Terminamos nuestros espressos (decentes, nada del otro mundo) y él se fue de vuelta a la Universidad. Yo quedé intrigado. Aquí orondos los dueños (una pareja, él colombo-suizo, ella alemana), orgullosos presentan su modelo como algo muy sensato. Lo que venden es realmente pan “de supermercado” (así sea suizo y hecho con mantequilla “mejor” o agua “más pura” no deja de ser pan de supermercado). Pero además…

  • el panadero (si es que lo hay) es algún trabajador en Suiza, no en Colombia – estamos quitando una opción de trabajo local
  • mandar por avión panes “ultracongelados” (¿o será por barco? lo dudo) contamina seriamente
  • es cierto que las harinas de trigo, centeno, etc. son mejores en Suiza… aquí casi no hay. Pero no siempre fue así. En regiones como Chocontá antiguamente se producía mucho trigo. Estoy seguro de que es una inversión mucho mejor para la sociedad traer de pronto a un experto suizo (¿o iraní?) para que ayude a mejorar la calidad de producción del trigo local. Pero no destruir completamente la producción, perder lo que se sabe, depender de cosas traídas…
  • a pesar de lo mucho que digan, ultracongelado es ultra-congelado. No me apetece en general un pan de supermercado descongelado y vuelto a hornear, supuestamente “fresco”. Menos a esos precios…
  • los productos en realidad no se ven muy apetitosos. A mí me hace pensar en comida de avión ver esos “berliner” suizos (o “brownies de luxe” o “cake de fresas”) ultracongelados y recalentados, esos croissants que no son de verdad…
  • y finalmente, van en completa contravía con los verdaderos movimientos gourmet del momento, que tanto énfasis hacen en la importancia de la producción local, de productos cercanos, poco transportados, que den empleo a gente de la región, que rompan dependencias bobas. Aquí dependemos del precio del petróleo, de los caprichos de las aerolíneas, de la geopolítica, de patentes de tecnologías “ultra” y blablabla, de tonterías de expatriados suizos o alemanes en Bogotá…

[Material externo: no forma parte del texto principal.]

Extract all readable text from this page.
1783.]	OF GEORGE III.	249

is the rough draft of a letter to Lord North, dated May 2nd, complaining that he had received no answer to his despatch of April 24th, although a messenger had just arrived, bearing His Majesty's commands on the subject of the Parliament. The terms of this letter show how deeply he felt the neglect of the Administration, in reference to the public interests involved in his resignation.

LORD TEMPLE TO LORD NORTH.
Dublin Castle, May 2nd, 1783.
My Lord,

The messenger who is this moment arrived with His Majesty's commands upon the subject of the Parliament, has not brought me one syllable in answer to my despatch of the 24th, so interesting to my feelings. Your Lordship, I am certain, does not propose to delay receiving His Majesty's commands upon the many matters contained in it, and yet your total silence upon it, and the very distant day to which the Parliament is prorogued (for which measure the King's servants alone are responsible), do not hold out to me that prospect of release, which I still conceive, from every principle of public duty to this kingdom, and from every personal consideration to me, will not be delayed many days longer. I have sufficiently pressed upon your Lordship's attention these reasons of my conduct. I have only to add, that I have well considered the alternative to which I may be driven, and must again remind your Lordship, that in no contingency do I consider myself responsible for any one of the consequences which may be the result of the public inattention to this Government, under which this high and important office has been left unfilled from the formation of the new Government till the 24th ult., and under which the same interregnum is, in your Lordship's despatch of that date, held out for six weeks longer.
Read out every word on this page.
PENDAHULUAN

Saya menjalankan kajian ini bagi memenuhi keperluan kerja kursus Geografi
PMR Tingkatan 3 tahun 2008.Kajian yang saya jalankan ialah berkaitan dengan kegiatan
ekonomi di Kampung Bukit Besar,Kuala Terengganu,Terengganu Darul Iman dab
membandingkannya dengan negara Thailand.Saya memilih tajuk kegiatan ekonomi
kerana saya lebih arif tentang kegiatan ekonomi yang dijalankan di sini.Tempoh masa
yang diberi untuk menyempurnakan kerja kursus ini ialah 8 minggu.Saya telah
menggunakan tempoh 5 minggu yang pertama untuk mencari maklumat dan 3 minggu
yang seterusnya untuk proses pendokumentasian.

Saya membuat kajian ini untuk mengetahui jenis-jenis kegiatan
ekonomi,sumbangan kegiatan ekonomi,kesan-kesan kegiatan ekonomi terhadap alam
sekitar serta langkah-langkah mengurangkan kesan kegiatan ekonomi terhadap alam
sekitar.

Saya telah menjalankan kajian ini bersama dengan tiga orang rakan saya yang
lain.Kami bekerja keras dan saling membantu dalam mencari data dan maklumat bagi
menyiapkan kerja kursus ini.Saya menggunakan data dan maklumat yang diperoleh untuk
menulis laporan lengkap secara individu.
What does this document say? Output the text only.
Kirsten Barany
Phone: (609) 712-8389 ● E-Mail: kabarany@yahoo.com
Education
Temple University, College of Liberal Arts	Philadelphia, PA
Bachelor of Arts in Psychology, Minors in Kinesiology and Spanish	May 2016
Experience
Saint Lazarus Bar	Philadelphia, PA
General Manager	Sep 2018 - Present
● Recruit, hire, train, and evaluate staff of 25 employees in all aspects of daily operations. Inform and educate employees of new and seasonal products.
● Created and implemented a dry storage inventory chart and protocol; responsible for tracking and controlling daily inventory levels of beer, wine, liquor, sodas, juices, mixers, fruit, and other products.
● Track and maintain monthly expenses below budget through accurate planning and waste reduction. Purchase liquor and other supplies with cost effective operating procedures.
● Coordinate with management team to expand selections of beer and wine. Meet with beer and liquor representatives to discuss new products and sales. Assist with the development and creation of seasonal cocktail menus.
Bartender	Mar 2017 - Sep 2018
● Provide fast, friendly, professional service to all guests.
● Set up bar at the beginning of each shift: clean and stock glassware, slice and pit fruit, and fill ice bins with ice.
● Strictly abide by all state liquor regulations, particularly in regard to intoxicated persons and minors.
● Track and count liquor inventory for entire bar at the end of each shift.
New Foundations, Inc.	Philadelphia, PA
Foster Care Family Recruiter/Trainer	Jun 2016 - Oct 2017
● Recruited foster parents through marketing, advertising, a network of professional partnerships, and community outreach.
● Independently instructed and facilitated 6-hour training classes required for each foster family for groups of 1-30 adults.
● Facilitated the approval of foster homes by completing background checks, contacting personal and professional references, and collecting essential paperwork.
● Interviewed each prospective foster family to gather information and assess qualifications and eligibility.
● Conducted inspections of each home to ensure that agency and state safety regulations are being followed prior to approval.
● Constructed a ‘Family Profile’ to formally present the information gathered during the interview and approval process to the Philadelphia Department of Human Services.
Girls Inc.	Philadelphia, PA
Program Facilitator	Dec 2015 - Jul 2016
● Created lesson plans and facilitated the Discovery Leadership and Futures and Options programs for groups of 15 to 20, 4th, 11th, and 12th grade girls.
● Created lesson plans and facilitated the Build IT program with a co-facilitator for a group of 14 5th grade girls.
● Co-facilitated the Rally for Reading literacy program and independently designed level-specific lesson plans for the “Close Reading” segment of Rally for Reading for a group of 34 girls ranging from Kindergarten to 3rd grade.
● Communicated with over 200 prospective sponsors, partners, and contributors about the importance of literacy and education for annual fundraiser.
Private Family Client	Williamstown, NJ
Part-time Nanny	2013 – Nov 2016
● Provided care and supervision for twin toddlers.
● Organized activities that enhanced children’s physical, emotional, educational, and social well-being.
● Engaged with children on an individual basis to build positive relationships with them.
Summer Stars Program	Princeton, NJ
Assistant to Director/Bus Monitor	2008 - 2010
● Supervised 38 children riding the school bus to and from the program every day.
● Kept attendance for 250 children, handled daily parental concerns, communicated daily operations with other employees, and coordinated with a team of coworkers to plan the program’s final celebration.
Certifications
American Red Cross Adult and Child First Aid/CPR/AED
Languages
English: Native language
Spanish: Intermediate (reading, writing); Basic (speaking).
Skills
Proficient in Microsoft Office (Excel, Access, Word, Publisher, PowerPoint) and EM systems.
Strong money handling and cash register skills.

La diferencia con el aporte inmenso de Leo Katz y su panadería El Cometa en la Bogotá de 1925 es abismal. Los Katz (o Michel) trajeron maneras de hacer cosas, sabiduría heredada, trabajo local, aprendizaje. Finalmente cambiaron de manera profunda el tema del pan a nivel de elaboración, de consumo, de saber hacer las cosas (no es casualidad que varios restaurantes interesantes de la Bogotá actual sean de las siguientes generaciones, descendientes de Leo Katz). El Cometa es una panadería profundamente centroeuropea y a la vez profundamente bogotana. Panesi no: no es ni suiza de verdad (pues una panadería buena en Suiza no creo que haga pan precongelado a 9000 km de distancia) ni bogotana ni nada – es un mero simulacro.

Nota al margen: la panadería de supermercado “suiza” Panesi en Bogotá vive llena de gente. Así son las cosas.